With the SAS ® Event Stream Processing Engine, it’s built in.

This kind of continuous aggregation would be difficult with traditional tools. Let’s say you wanted to detect gift card fraud: “Tell me when the value of gift card redemptions at any point-of-sale (POS) machine is more than $2,000 in an hour.” Event stream processing can continuously calculate metrics across sliding time windows of moving data to understand real-time trends. Event stream processing relies on three principal capabilities – aggregation, correlation and temporal analytics – to deal with data in motion. Managing data in motion ( streaming data) is different from managing data at rest. It is a form of complex event processing that empowers you (or an automated system) to spot patterns and make decisions faster than ever. Event stream processing continuously analyzes data as it flows into the organization, and then triggers an action based on the information flow. That’s the promise of event stream processing. Find what’s meaningful, grab only what you need, and get instant insights to react immediately and make the best decisions as data is flowing in.

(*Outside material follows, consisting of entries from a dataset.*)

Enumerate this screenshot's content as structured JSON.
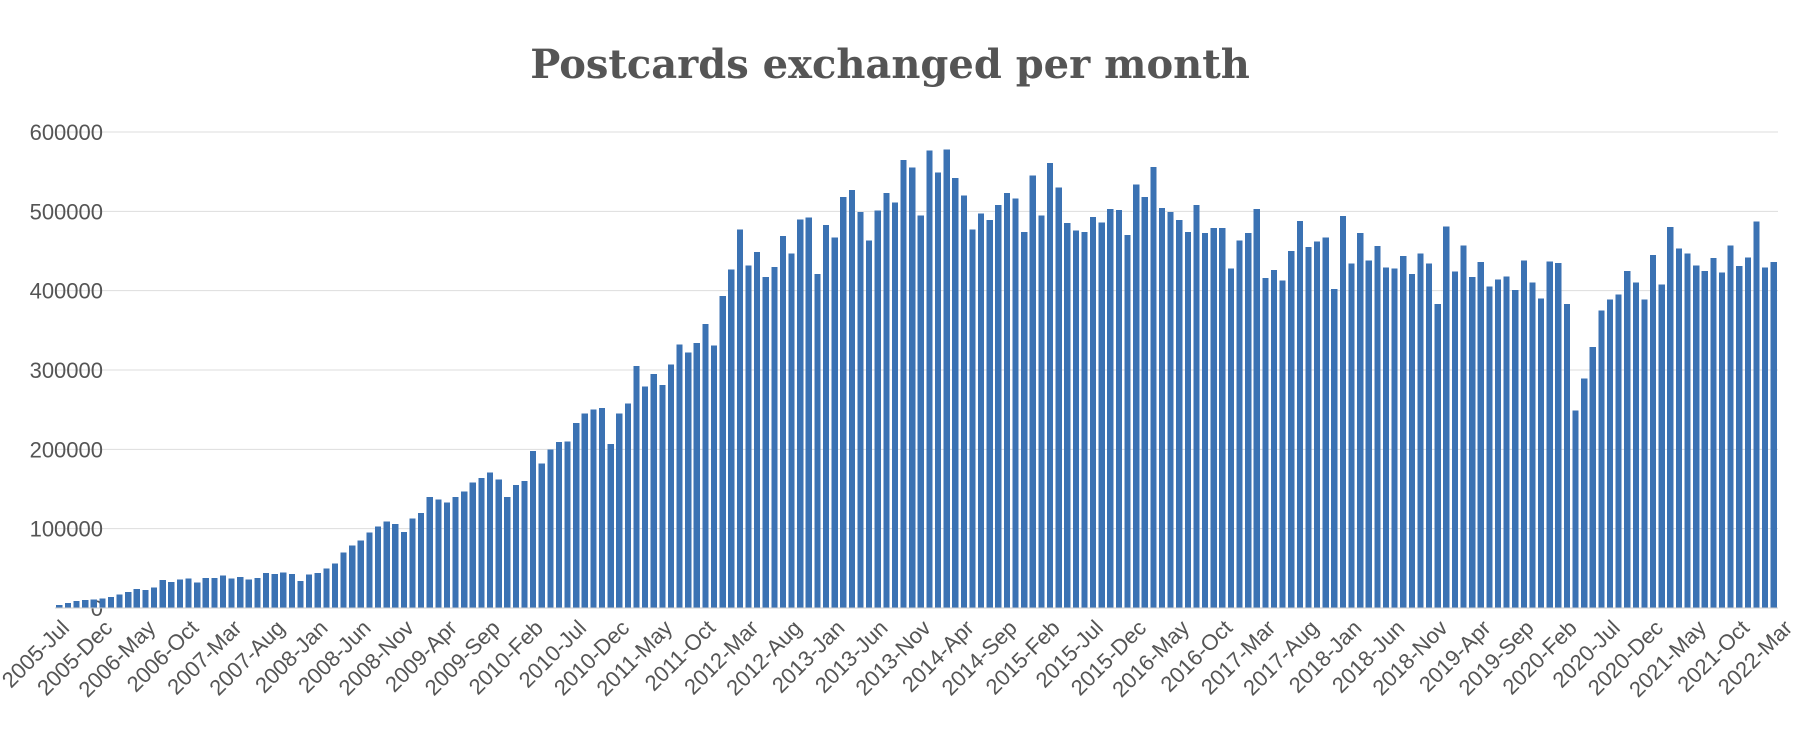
{
  "chart_data": {
    "type": "bar",
    "title": "Postcards exchanged per month",
    "xlabel": "",
    "ylabel": "",
    "ylim": [
      0,
      600000
    ],
    "y_ticks": [
      0,
      100000,
      200000,
      300000,
      400000,
      500000,
      600000
    ],
    "y_tick_labels": [
      "0",
      "100000",
      "200000",
      "300000",
      "400000",
      "500000",
      "600000"
    ],
    "grid": true,
    "legend": "none",
    "bar_color": "#3b72b3",
    "start_month": "2005-Jul",
    "x_tick_labels": [
      "2005-Jul",
      "2005-Dec",
      "2006-May",
      "2006-Oct",
      "2007-Mar",
      "2007-Aug",
      "2008-Jan",
      "2008-Jun",
      "2008-Nov",
      "2009-Apr",
      "2009-Sep",
      "2010-Feb",
      "2010-Jul",
      "2010-Dec",
      "2011-May",
      "2011-Oct",
      "2012-Mar",
      "2012-Aug",
      "2013-Jan",
      "2013-Jun",
      "2013-Nov",
      "2014-Apr",
      "2014-Sep",
      "2015-Feb",
      "2015-Jul",
      "2015-Dec",
      "2016-May",
      "2016-Oct",
      "2017-Mar",
      "2017-Aug",
      "2018-Jan",
      "2018-Jun",
      "2018-Nov",
      "2019-Apr",
      "2019-Sep",
      "2020-Feb",
      "2020-Jul",
      "2020-Dec",
      "2021-May",
      "2021-Oct",
      "2022-Mar"
    ],
    "series": [
      {
        "values": [
          4000,
          6000,
          9000,
          10000,
          11000,
          12000,
          14000,
          17000,
          20000,
          24000,
          23000,
          26000,
          35000,
          33000,
          36000,
          37000,
          32000,
          38000,
          38000,
          41000,
          37000,
          39000,
          36000,
          38000,
          44000,
          43000,
          45000,
          43000,
          34000,
          42000,
          44000,
          50000,
          56000,
          70000,
          79000,
          85000,
          95000,
          103000,
          109000,
          106000,
          96000,
          113000,
          120000,
          140000,
          137000,
          133000,
          140000,
          147000,
          158000,
          164000,
          171000,
          162000,
          140000,
          155000,
          160000,
          198000,
          182000,
          200000,
          209000,
          210000,
          233000,
          245000,
          250000,
          252000,
          207000,
          245000,
          258000,
          305000,
          279000,
          295000,
          281000,
          307000,
          332000,
          322000,
          334000,
          358000,
          331000,
          393000,
          427000,
          477000,
          432000,
          449000,
          417000,
          430000,
          469000,
          447000,
          490000,
          492000,
          421000,
          483000,
          467000,
          518000,
          527000,
          499000,
          463000,
          501000,
          523000,
          511000,
          565000,
          555000,
          495000,
          577000,
          549000,
          578000,
          542000,
          520000,
          477000,
          497000,
          489000,
          508000,
          523000,
          516000,
          474000,
          545000,
          495000,
          561000,
          530000,
          485000,
          476000,
          474000,
          493000,
          486000,
          503000,
          502000,
          470000,
          534000,
          518000,
          556000,
          504000,
          499000,
          489000,
          474000,
          508000,
          473000,
          479000,
          479000,
          428000,
          463000,
          473000,
          503000,
          416000,
          426000,
          413000,
          450000,
          488000,
          455000,
          462000,
          467000,
          402000,
          494000,
          434000,
          473000,
          438000,
          456000,
          429000,
          428000,
          444000,
          421000,
          447000,
          434000,
          383000,
          481000,
          424000,
          457000,
          417000,
          436000,
          405000,
          414000,
          418000,
          401000,
          438000,
          410000,
          390000,
          437000,
          435000,
          383000,
          249000,
          289000,
          329000,
          375000,
          389000,
          395000,
          425000,
          410000,
          389000,
          445000,
          408000,
          480000,
          453000,
          447000,
          432000,
          425000,
          441000,
          423000,
          457000,
          431000,
          442000,
          487000,
          429000,
          436000
        ]
      }
    ]
  }
}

#Understanding fitplot sas torrent
Those streams of data contain a wealth of potentially valuable insight – if you can capture and analyze it.īut how do you manage such a torrent of data? Where would you store it? How long would it take to make sense of it? Traditional approaches, which apply analytics after data is stored, may provide insights too late for many purposes – and most real-time-enabled applications can’t deal with this much constantly flowing data. Data pours into the organization from every conceivable direction: from operational and transactional systems from scanners, sensors and smart meters from inbound and outbound customer contact points from mobile media and the Web.